CINEMA RELEASE: JACK REACHER: NEVER GO BACK

CINEMA RELEASE: JACK REACHER: NEVER GO BACK

Director: Edward Zwick

Cast: Tom Cruise, Cobie Smulders, Aldis Hodge. Patrick Heusinger, Robert Knepper

Classification: M (Violence)

Review by Peter Gray

Although director Edward Zwick has helmed films that have elements of action to them – most notably 2003’s ‘The Last Samurai’ and 2006’s ‘Blood Diamond’ – ‘Jack Reacher: Never Go Back’ serves as his first official genre entrant. And perhaps because of Zwick’s inexperience working within the compounds of an action film is why this surprise sequel lacks the one ingredient it needs to survive – action!

Despite the first film, simply titled ‘Jack Reacher’, failing to make much of an impact at the North American box office, it earned blockbuster status thanks to overseas figures, and it’s evident that the film’s star (and producer) Tom Cruise is eager to make Lee Child’s award-winning novel creation its own franchise. Though he already has a winning action series in the ‘Mission: Impossible’ films, there’s a more low-key approach to the ‘Jack Reacher’ films, with drama and character development seemingly being more important than outlandish stunt-heavy sequences; suddenly the hiring of director Zwick makes sense.

There is something charming about the film’s more grounded approach to action with hand-to-hand combat and fire-armed shoot-outs taking precedence over anything CGI-enhanced, but ‘Never Go Back’ sadly doesn’t offer up enough of these moments, leaving large portions of the film without much visual excitement. It does help that Cruise (still looking physically immaculate for a man in his mid-fifties) and his co-star Cobie Smulders move the story along with their natural chemistry, and the script from Zwick, Richard Wenk and Marshall Herskovitz offers up a relatively interesting, if sometimes complex, plot that pits Cruise’s Reacher and Smulders’ Susan Turner against the very government they so loyally serve.

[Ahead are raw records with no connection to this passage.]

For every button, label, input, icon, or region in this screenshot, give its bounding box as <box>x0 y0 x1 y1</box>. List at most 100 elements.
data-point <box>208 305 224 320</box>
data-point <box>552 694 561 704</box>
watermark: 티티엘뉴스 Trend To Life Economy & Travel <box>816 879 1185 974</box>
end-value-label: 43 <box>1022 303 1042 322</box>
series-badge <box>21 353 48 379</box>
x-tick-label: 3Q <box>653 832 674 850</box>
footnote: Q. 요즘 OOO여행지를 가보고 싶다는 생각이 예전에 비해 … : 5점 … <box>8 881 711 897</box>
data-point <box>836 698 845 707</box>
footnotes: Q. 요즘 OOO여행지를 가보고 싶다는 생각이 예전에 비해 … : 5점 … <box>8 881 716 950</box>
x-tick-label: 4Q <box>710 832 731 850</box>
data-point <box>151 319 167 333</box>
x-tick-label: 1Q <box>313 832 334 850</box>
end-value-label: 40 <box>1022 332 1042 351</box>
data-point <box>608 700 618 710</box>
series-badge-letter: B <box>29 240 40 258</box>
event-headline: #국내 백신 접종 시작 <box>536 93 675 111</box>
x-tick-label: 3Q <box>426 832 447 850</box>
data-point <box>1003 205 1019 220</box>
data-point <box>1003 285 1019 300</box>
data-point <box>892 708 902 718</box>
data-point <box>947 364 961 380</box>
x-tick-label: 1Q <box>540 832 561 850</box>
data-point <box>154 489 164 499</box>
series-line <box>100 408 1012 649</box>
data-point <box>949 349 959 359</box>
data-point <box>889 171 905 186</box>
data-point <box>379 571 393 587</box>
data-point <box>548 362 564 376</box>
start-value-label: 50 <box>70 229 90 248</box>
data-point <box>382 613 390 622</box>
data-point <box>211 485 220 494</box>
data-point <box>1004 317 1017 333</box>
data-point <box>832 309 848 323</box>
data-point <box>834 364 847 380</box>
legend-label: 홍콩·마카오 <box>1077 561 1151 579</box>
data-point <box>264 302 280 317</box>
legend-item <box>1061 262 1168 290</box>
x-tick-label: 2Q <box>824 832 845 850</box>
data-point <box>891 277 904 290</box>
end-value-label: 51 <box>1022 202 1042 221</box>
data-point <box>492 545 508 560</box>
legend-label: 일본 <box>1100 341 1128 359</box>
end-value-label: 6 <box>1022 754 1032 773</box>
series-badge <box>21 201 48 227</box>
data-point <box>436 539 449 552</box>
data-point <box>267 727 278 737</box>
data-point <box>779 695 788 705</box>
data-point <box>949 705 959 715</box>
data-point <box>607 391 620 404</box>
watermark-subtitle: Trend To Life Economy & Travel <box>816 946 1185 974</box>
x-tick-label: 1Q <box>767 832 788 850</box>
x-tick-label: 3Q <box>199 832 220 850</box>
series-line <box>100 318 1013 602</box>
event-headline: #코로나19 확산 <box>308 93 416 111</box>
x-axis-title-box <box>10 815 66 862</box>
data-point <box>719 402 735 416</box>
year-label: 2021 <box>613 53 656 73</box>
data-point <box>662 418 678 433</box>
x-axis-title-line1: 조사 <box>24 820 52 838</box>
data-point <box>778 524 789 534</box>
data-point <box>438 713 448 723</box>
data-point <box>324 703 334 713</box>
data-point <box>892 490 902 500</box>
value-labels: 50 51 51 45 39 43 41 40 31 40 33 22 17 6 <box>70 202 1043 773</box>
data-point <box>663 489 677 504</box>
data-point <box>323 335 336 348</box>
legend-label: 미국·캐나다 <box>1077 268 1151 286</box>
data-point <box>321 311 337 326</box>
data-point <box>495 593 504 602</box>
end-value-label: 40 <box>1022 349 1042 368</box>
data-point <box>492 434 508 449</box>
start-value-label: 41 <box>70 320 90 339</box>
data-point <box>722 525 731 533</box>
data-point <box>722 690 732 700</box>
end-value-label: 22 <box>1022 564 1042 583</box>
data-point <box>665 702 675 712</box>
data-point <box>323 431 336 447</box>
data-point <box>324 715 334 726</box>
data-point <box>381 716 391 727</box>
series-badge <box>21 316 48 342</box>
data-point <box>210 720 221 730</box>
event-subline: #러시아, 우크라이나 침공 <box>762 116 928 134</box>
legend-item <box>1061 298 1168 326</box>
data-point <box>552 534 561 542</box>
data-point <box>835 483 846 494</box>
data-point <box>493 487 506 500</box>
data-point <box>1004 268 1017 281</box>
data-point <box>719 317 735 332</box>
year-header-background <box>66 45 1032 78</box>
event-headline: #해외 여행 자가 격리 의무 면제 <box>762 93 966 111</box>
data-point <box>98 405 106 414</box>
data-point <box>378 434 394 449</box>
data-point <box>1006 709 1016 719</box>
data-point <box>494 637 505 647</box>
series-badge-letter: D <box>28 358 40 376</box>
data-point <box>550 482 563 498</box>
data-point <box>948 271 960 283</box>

Murder, treason, kidnapping, drug deals and the selling of US army weapons on the black market make for great action movie fodder, and ‘Never Go Back’ has all these ingredients peppered throughout its near 2-hour running time, it’s just a shame the film is unable to cook these components as cohesively as it should; the film is also let down by the fact that it’s main villain (the always reliable Robert Knepper) doesn’t get much of a chance to assert himself, leaving his heavy lifting to right-hand man Patrick Heusinger. On that note though, Heusinger is a physical being whose man-to-man brawls with Cruise rank as the film’s highlights, with Zwick squeezing plenty of mileage out of just how brutal your content is allowed to be in an M rated film.

Tom Cruise fans and ‘Jack Reacher’ enthusiasts are likely to warm to ‘Never Go Back’, even if doesn’t prove as exciting as the ‘Mission: Impossible’ films. As reserved as the film may be in regards to its action content, it survives on star-power alone, and not just Cruise’s. Similar to how Emily Blunt held her own in ‘Edge of Tomorrow’ and Rebecca Ferguson walked away with ‘Mission: Impossible – Rogue Nation’, Smulders proves every bit the power-player, refusing to serve as window-dressing and standing confidently as a heroine worthy of her own franchise.